When I'm chatting with friends, two of my go-to phrases involve the "definition of insanity" (doing the same thing repeatedly and expecting a different result) and Sisyphean efforts. Probably because half the things I do in life tend to fall into these categories. Dieting has always been one of my Sisyphean standouts. Which brings me to the South Beach Diet, which I always think is going to work (and sometimes it does) but usually is just a big pile of fail.

I first tried the diet at its peak in 2003, a few months before my wedding. Actually, Tom and I both tried it. And we were cranky bastards the entire two weeks where you cut out sugar and fruit and delicious carbs. It's a wonder we still got married. Weeks three and onward were fine. Although honestly, I should have known that anything that tells you that cocoa powder, Splenda, and RICOTTA CHEESE make a delicious dessert is not to be trusted. Ever.

I've been dancing with SBD ever since -- whenever I get it in my head that I need to drop weight fast, I head right for the SBD.

Last week I was in Nashville for a client conference, so the week involved a lot of meals out, desserts, lemon drop martinis, etc. I came home and knew I needed to get back to my better-eating ways so decided to do SBD for a bit to "get back on track." Today's lunch? Spinach salad with carrots, tomatoes, and shrimp. I decided that I didn't need salad dressing -- oh no, just a spritz of lemon for me!

Yeah, it was bad. And served as a reminder that I am not going to lose weight for the long haul if I keep making myself eat stuff that I can't tolerate for an afternoon, much less forever. This might be the fastest attempt at SBD in my history. Sure, it seems like some dressing could have solved the problem, but I think the biggest issue was convincing myself that this was going to be good enough to get me through the afternoon until dinner. It so was not.

It did impart a good lesson though - sure, make your lunch (cheaper and better for you anyway), and include lots of veggies and good protein. But make it tasty, put some care into it. Add some carbs to lunch as long as they're not full of empty calories. I need to keep on my 30-Day cleanse, which was about making better choices, not dieting per se. I dropped almost 10 pounds that month, so why did I panic and go with SBD?

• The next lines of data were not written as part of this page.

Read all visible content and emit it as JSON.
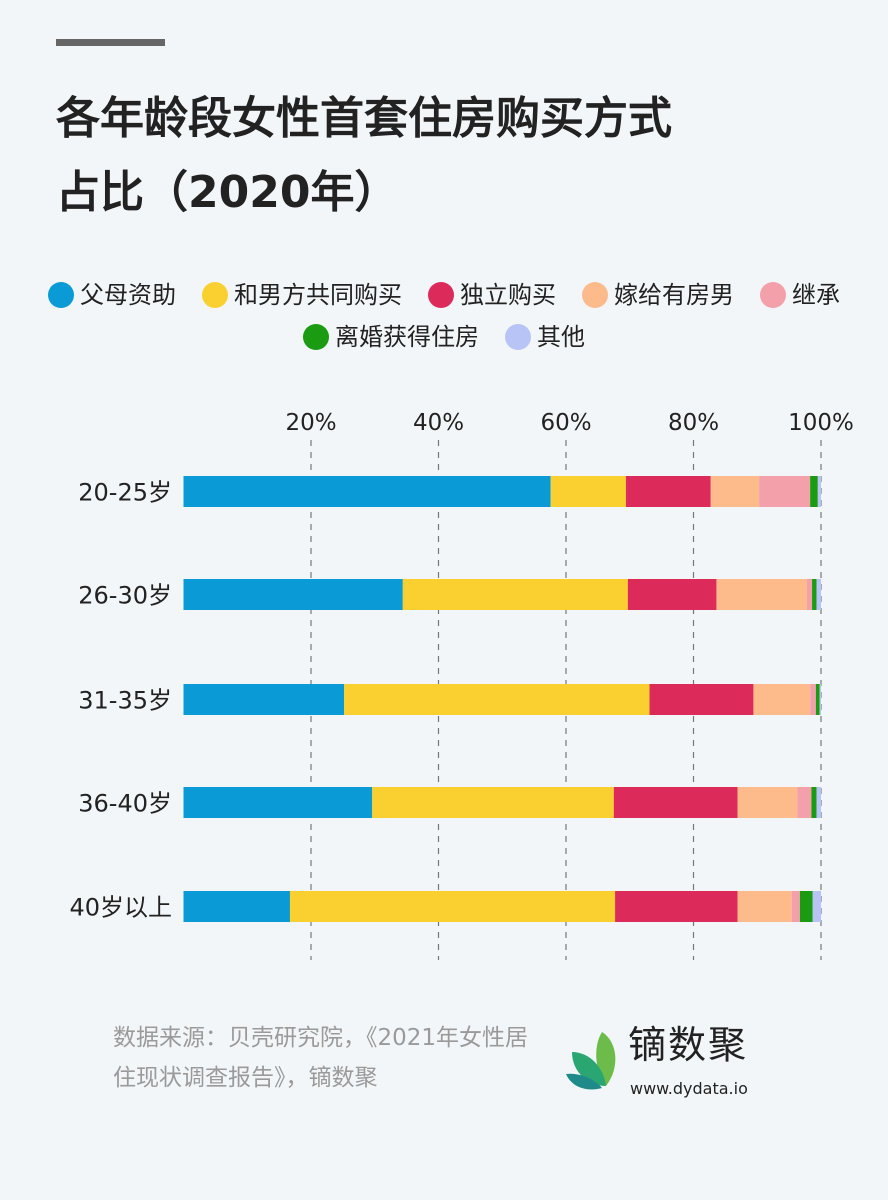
{
  "title_line1": "各年龄段女性首套住房购买方式",
  "title_line2": "占比（2020年）",
  "chart_data": {
    "type": "bar",
    "orientation": "horizontal",
    "stacked": true,
    "categories": [
      "20-25岁",
      "26-30岁",
      "31-35岁",
      "36-40岁",
      "40岁以上"
    ],
    "xlim": [
      0,
      100
    ],
    "x_ticks": [
      20,
      40,
      60,
      80,
      100
    ],
    "x_tick_labels": [
      "20%",
      "40%",
      "60%",
      "80%",
      "100%"
    ],
    "grid": "vertical dashed",
    "legend_position": "top",
    "series": [
      {
        "name": "父母资助",
        "color": "#0a9bd6",
        "values": [
          57.6,
          34.4,
          25.2,
          29.6,
          16.7
        ]
      },
      {
        "name": "和男方共同购买",
        "color": "#f9d030",
        "values": [
          11.8,
          35.3,
          47.9,
          37.9,
          51.0
        ]
      },
      {
        "name": "独立购买",
        "color": "#dc2a5b",
        "values": [
          13.3,
          13.9,
          16.3,
          19.4,
          19.2
        ]
      },
      {
        "name": "嫁给有房男",
        "color": "#fdbb8c",
        "values": [
          7.6,
          14.2,
          8.9,
          9.4,
          8.5
        ]
      },
      {
        "name": "继承",
        "color": "#f4a0ab",
        "values": [
          8.0,
          0.8,
          0.9,
          2.2,
          1.3
        ]
      },
      {
        "name": "离婚获得住房",
        "color": "#1a9b12",
        "values": [
          1.2,
          0.7,
          0.6,
          0.8,
          2.0
        ]
      },
      {
        "name": "其他",
        "color": "#b8c4f5",
        "values": [
          0.5,
          0.7,
          0.2,
          0.7,
          1.3
        ]
      }
    ]
  },
  "source": "数据来源：贝壳研究院，《2021年女性居住现状调查报告》，镝数聚",
  "brand": {
    "name": "镝数聚",
    "url": "www.dydata.io"
  }
}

Old habits die hard, I guess. Time to start rolling that rock up the hill again ...

Wednesday, April 14, 2010

August 7

Remember when I said I was taking the GMAT this year? I just made my appointment for August 7.

It's on!

(I will not freak out, I will not freak out, I will not freak out ...)

Tuesday, April 13, 2010

Feel the (Fat)Burn

In my last entry I wrote that I missed running. I did, to a point; I guess more than anything, I missed *moving*. Being active, feeling good and not like an asthmatic 90-year-old.

So I got back on the treadmill. And immediately hated running again. It's just my nature: miss something, get nostalgic, take it up again and realize I stopped for a reason. Kind of like that time I thought I could wear jelly shoes in high school when they came back in the mid 90s. Yeah, not so much.

Anyway, my realization about hating running did not deter me from trying new things on the treadmill - mostly, the Fatburn program. In addition to the hopeful-sounding goal of the program, I'm enjoying the challenge of walking fast enough that I could run, but have to walk because my incline is at 6 or 7. I've even worked in a bit of jogging into the routine. Leg muscles I didn't know I had are sore after doing this program; overall this feels harder than jogging/running on a 1 incline, but I enjoy it so much more. Leave it to me to like something more difficult. That's also my nature.

The lesson learned? Branch out; don't feel like you have to subscribe to an exercise or plan because everyone says that's the fastest way to reach your goal. For the longest time I pushed myself to run because I thought that's what I had to do to make progress. Turns out it's a lot more effective to do what I enjoy and I'm more likely to stick with it. Why has it taken all these years for me to realize this?? I'm a little stubborn sometimes.

This realization has kick-started a movement for me in pursuing other goals as well - I'm more willing to look at alternatives to accomplish what I want rather than hold on to a notion of how I'm "supposed" to do things. It's quite freeing (and scary and kind of stressful, but I'll go with "freeing" for now).